Dans une guerre, maintenant comme naguère pour échapper à l’Untergang, les gens normaux ramassent quelques affaires et fuient dans le désordre et la peur, le dépit et la colère aussi. Mais, de nos jours, en Europe, ils sont encadrés par les « humanitaires » ou les troupes chargées de leur protection – sauf quand l’armée, venue améliorer leur sort, hors d’Europe, plie bagages à la sauvette avec pertes (pour les gens) et profits ( pour les marchands d’armes). Mais, plus grave, les gens normaux emportent avec eux des hardes de mots.

En outre, de nos jours, un écrivain n’a pas à se suicider comme naguère à la vue d’une patrouille : il a souvent la chance d’être cosmopolite et de jouir d’appuis divers grâce à la mondialisation du soft power culturel ; il n’a plus à se jeter à plat ventre dans la boue des fossés ou trébucher dans d’effrayantes ruines. Il peut désormais trouver un refuge dans les réseaux aménagés par ses éditeurs et traducteurs. Mais surtout il n’a pas à se soucier de la perte de ses écrits puisque le Web reste (pour le moment) ignifuge.  À une autre époque, pris dans la dérive folle des charrettes de réfugiés, un écrivain n’avait pour radeau de fortune que ça : écrire, penser à écrire, se demander sur quoi écrire, ou comment cacher des feuilles éparses dans une étable ou en les serrant dans la poche d’une infirmière de la Croix-Rouge.

Les deux langages de la catastrophe

Alors, que se passe-t-il dans le champ de ruines de Hambourg ? Et c’eût pu se dérouler à Oradour.

Revenons à « Untergang » puisqu’un écrivain n’est pas un individu normal et que ses mots ne sont pas des hardes ? Son équivalent en grec ancien, donc en français, c’est « catastrophe ».

Mais que veut dire le langage normal par « catastrophe » ? Ce n’est pas tant l’inattendu, par exemple, d’une catastrophe naturelle qui étonne, et donne à penser et à s’exprimer, que ses conséquences désastreuses.
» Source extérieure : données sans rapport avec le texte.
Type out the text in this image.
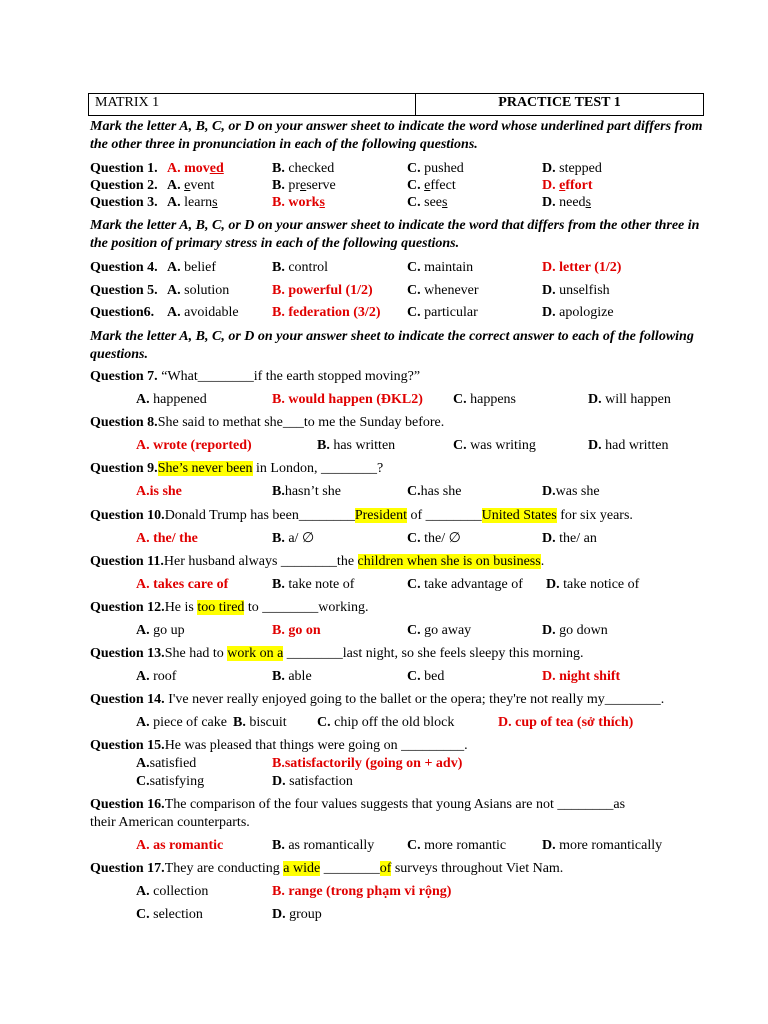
MATRIX 1	PRACTICE TEST 1
Mark the letter A, B, C, or D on your answer sheet to indicate the word whose underlined part differs from the other three in pronunciation in each of the following questions.
Question 1. A. moved	B. checked	C. pushed	D. stepped
Question 2. A. event	B. preserve	C. effect	D. effort
Question 3. A. learns	B. works	C. sees	D. needs
Mark the letter A, B, C, or D on your answer sheet to indicate the word that differs from the other three in the position of primary stress in each of the following questions.
Question 4. A. belief	B. control	C. maintain	D. letter (1/2)
Question 5. A. solution	B. powerful (1/2) C. whenever	D. unselfish
Question6. A. avoidable B. federation (3/2) C. particular	D. apologize
Mark the letter A, B, C, or D on your answer sheet to indicate the correct answer to each of the following questions.
Question 7. “What________if the earth stopped moving?”
A. happened	B. would happen (ĐKL2) C. happens	D. will happen
Question 8.She said to methat she___to me the Sunday before.
A. wrote (reported)	B. has written	C. was writing	D. had written
Question 9.She’s never been in London, ________?
A.is she	B.hasn’t she	C.has she	D.was she
Question 10.Donald Trump has been________President of ________United States for six years.
A. the/ the	B. a/ ∅	C. the/ ∅	D. the/ an
Question 11.Her husband always ________the children when she is on business.
A. takes care of	B. take note of	C. take advantage of D. take notice of
Question 12.He is too tired to ________working.
A. go up	B. go on	C. go away	D. go down
Question 13.She had to work on a ________last night, so she feels sleepy this morning.
A. roof	B. able	C. bed	D. night shift
Question 14. I've never really enjoyed going to the ballet or the opera; they're not really my________.
A. piece of cake B. biscuit C. chip off the old block	D. cup of tea (sở thích)
Question 15.He was pleased that things were going on _________.
A.satisfied	B.satisfactorily (going on + adv)
C.satisfying	D. satisfaction
Question 16.The comparison of the four values suggests that young Asians are not ________as
their American counterparts.
A. as romantic	B. as romantically C. more romantic	D. more romantically
Question 17.They are conducting a wide ________of surveys throughout Viet Nam.
A. collection	B. range (trong phạm vi rộng)
C. selection	D. group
On sait bien, par devers soi, que, si on n’est pas un sismologue, on ne sait pas ce qu’est une éruption volcanique. Mais on en subit les conséquences, ce qui nous donne l’illusion de savoir ce que c’est. On la perçoit, grâce à la télé, aux nouvelles, aux rumeurs Internet, et aux opinions des people ; mais on ne la conçoit pas. Par contre on juge des conséquences et on en attribue des responsabilités : « Ils auraient pu prévoir en faisant x, y, z. »

Transposée en politique une « catastrophe » est un phénomène de langage pervers : comme il n’existe pas de science politique exacte, personne ne se ressent ignare, et tout le monde peut établir les faits, tirer des leçons, accuser, défendre. Le Web a élevé cette pratique au rang d’un savoir du monde. 

De fait la ligne de démarcation entre savoir qu’on ne sait pas, et croire qu’on sait devient extrêmement floue dans le domaine politique. Et cette ligne a un nom : faire porter des responsabilités. Ukraine : Poutine ? L’OTAN ? Les néo-nazis ? Chacun a son explication et, dans les pays de l’EU sous censure, il ne peut exister qu’une explication, même si en Asie, en Amérique latine, en Afrique, on a accès à une diversité d’explications publiques. Bref, ici et là, on juge des causes et chacun « sait », à partir d’effets catastrophiques (réfugiés, morts, destructions, inflation). Ce serait comme dire : « Le bateau a coulé à l’horizon, trois morts » (conséquence catastrophique). « Pas étonnant, la terre est plate, donc arrivé au bout, il est tombé, le bateau » (cause). On peut rire mais certains croient que notre monde est plat. Économie : qui connaît exactement le quantitative easing, faire marcher la planche à billets ? Personne dans le public qui va aller voter, et pourtant les conséquences sont catastrophiques : une fois qu’elles seront évidentes, le public dira : « Quelle catastrophe ! Ils auraient dû, ils auraient pu, regardez comme les prix grimpent ! »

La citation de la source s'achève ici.